As his voice trails off, she wonders if it might rain later on. There is a fly in the water, peddling frantically, trying to reach the sloping tin wall of the bowl.

“Dad, there’s something I have to tell you.”

***

In the kitchen, her feet grow roots, and her chest is a drawstring knotted twice over. She wants it out. She remembers the undented pillow on the right side of his bed, the bare shelf with the toothpaste stains in the bathroom cabinet, the plants wilting in the empty study. Outside, evening descends like a dark veil. The fly stops pedalling. The water stills.

“Funny, isn’t it? I always think of you when I find Chapman’s CD.” Her dad had heard her, she thought, but he had to get to the closing line of his monologue.

“I think the cat’s gone.”

***

The cat was the last thing to keep him there. In the corners of a room or an empty chair at the table, she could no longer feel him lingering in all that space he left behind.

It had been a few months, or maybe it was coming up to a year. He liked to listen to Radio 4 – the afternoon he passed, it hummed from beneath the study door. Fickle static bled into every sentence as it tried to cling to a signal. She found him there and hadn’t closed a door in the house since.

***

“I’ve been leaving the door to the garden open and–”

“Listen to me.”

“Dad.” It falters, her voice. Dips out like the static seeping from beneath the door. Her vision mottles as the tears come, hot on her skin. She stands alone in the empty house with the open windows, the open doors.

“I’m coming to get you.”

And with that, it is finally quiet.

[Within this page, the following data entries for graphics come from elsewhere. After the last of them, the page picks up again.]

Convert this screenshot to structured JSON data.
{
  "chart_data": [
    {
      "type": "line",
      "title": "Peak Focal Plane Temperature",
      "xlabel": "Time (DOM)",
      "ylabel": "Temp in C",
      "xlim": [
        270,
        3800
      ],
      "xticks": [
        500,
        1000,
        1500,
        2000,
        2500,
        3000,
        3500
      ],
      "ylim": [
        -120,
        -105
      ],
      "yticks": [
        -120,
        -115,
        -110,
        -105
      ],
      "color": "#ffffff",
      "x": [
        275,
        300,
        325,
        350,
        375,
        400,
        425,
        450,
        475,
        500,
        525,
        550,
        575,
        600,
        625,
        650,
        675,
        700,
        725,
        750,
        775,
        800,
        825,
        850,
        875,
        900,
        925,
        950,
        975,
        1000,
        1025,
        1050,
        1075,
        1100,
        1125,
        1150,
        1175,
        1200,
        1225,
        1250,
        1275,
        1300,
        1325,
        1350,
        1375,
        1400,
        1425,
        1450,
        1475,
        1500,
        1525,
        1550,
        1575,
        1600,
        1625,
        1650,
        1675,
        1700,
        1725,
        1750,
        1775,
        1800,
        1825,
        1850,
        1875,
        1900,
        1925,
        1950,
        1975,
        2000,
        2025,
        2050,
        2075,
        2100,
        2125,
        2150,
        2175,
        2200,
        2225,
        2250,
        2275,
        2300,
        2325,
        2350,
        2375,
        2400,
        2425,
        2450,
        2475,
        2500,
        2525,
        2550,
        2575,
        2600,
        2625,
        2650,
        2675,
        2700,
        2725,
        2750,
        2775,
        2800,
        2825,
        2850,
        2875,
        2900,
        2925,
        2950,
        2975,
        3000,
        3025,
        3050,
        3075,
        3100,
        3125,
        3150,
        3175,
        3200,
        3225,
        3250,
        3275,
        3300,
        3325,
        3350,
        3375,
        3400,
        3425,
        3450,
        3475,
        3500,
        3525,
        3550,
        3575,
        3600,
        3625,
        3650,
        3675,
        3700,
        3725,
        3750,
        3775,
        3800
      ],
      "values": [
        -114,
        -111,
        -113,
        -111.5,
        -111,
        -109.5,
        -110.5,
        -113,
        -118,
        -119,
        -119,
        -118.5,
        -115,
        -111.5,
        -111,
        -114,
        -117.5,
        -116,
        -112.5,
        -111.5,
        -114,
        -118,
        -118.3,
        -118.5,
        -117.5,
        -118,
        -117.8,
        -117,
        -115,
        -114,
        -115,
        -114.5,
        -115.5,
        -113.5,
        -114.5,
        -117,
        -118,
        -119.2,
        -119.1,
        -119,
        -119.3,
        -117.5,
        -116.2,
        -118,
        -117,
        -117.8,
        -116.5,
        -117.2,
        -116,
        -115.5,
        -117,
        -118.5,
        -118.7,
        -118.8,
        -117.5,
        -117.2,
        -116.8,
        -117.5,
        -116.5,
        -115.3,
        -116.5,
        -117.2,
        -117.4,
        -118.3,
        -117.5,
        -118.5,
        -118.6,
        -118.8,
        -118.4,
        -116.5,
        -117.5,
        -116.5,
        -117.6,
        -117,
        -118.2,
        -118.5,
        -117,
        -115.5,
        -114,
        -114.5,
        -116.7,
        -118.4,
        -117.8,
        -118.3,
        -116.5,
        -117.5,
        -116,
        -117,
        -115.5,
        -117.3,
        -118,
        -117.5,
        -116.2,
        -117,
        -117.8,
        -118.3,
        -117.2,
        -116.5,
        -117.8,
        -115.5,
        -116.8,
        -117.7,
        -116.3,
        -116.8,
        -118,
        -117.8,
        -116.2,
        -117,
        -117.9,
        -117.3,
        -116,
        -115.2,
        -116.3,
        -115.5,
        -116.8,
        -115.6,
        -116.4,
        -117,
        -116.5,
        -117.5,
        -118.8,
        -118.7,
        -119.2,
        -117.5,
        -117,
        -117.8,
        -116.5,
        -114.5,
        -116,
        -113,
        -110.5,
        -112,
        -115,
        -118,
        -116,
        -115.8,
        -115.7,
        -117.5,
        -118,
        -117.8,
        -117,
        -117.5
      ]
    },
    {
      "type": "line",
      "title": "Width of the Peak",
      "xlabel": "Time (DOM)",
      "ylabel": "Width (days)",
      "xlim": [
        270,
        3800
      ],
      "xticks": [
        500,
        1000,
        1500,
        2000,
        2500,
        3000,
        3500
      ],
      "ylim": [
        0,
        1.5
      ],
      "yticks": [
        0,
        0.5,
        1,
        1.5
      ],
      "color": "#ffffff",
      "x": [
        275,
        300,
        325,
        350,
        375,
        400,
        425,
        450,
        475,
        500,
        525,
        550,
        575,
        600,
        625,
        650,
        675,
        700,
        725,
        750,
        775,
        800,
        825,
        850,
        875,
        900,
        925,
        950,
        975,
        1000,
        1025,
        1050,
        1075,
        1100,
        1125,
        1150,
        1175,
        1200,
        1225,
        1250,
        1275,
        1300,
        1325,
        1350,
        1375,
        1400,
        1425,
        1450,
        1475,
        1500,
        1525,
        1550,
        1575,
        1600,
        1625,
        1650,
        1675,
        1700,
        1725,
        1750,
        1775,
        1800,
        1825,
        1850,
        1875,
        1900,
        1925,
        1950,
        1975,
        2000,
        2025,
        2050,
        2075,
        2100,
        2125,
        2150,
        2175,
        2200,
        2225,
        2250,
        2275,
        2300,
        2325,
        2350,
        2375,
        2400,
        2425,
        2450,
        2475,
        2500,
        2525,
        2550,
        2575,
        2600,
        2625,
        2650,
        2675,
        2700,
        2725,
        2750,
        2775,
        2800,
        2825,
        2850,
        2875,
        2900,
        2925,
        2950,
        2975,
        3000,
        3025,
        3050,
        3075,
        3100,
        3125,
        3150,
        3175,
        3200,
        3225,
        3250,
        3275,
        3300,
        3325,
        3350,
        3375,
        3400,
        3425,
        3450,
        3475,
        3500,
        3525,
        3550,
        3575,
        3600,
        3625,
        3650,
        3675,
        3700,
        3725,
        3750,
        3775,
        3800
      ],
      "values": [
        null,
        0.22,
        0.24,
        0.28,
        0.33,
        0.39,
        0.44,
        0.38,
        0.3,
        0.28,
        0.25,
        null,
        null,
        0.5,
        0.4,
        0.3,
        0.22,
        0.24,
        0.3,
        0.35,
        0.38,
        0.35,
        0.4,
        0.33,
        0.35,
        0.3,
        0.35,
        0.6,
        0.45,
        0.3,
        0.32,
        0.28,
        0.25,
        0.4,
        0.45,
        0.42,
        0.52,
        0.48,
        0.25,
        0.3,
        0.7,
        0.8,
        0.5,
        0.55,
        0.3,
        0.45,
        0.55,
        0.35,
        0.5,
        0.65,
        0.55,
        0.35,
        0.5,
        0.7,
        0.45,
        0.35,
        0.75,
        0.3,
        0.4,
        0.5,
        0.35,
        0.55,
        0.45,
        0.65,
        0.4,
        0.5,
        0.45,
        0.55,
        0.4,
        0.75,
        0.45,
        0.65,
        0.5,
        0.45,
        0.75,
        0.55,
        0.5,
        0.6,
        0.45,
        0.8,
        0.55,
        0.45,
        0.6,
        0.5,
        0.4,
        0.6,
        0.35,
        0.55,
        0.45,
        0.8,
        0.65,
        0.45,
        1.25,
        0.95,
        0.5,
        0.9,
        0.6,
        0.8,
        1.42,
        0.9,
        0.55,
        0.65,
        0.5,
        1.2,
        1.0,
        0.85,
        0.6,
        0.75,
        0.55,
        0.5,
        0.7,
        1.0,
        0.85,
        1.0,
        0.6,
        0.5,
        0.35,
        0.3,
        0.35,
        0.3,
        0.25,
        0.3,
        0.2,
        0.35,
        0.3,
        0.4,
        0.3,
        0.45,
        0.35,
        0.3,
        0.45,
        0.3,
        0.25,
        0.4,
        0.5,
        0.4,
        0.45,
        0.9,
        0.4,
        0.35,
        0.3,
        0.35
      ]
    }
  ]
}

No more pacing, no sound from the TV to fill his front room. Only the buzz of a dead line.

She wanders through the empty house. Bare feet catching on the corners of rugs, hands slapping against the walls to steady herself, she thinks she can hear someone plucking at a guitar, and she follows the song through the hall. Her bare soles drag across the wood.

She sinks into his chair and presses her forehead to the frayed leather top of his writing desk. She wants to absorb it all, inhale the fragments that are left. The weight of everything she’s left unsaid rots within her with each passing season.

When she returns to the cold linoleum and the open windows, she is not alone. The cat sits on the old embroidered tablecloth, licking itself clean from the wilderness. There is no knock at the door, no turn of his key in the lock.

The next morning, she goes to him, to his spot by the weathered oak tree at the end of the lane. She caresses the branches she’d clung to as a child and feels the sting of the memory suck the air from her lungs. The leaves that cover him have all withered to rust. Tracing her fingers across the stone, she memorises the way his name feels against her skin. There’s a long silence before she speaks.

“The cat came home.” She says, and the wind shakes the last of the season from the old tree in response.